実は昨年の12月30日、田舎に帰ってお墓参りをすることにしたの。この日は私が3歳になるのを待たずに32歳の若さで亡くなった実父の命日だ。けれど、実父亡きあと60年、「父ちゃん」という役についた義父に対する気がねもあってこれまでずっとお墓参りをする気持ちになれなかったんだわ。
でもその義父も亡くなったことだし、「墓参りしたいんだけど」と言うと、11歳年下の弟は「いいど」と茨城弁でふたつ返事で車を出してくれる。この弟が言うのよ。「オレ、ヤマザキって名前を名乗っているけど、母ちゃんの旧姓はエバタで父ちゃんはイケダだっぺ。じゃあ、ヤマザキって誰なんだ?」と。
弟も知らない“わが家の履歴書”
昨年まで「6年喪中」ってことは、その前は50年近くお葬式を出していない。55歳の弟が家の履歴を知らないのも当然といえば当然なのよね。こういうこと、あらためて話さないのはわが家だけかしら。
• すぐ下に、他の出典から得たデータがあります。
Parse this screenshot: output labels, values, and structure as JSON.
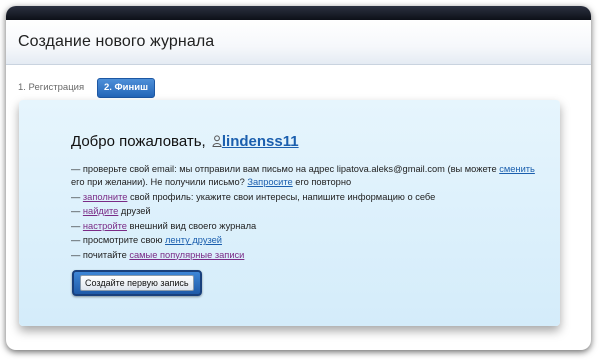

ヤマザキさんは私の実父の父親、つまりは私の祖父だ。その連れ合いが私の祖母で、この人は3回結婚している。一度目の人は結婚して間もなく病で亡くなり、祖母は幼子をひとり連れて実家に帰ってきた。それで故郷で2度目の結婚をしたものの一男一女をもうけたのちに病死。そして3度目の結婚相手が私の祖父だけど、この人も昭和18年に亡くなっている。
「じゃあよ。オレは母ちゃん以外、血縁関係がまったくねぇ人らに手を合わせてんだよな。なんかヘンじゃね?」と弟は言う。
が、それを違和感というなら、わが実家の納骨室にはもうひとつ、縁の薄い骨壺が納まっているんだわ。幼い私は1、2度見かけた実父の兄、ヒロさんのものだ。ヒロさんは祖母の2度目の夫の子だから姓はフクトミというはずなんだけど墓碑にはヤマザキと刻まれている。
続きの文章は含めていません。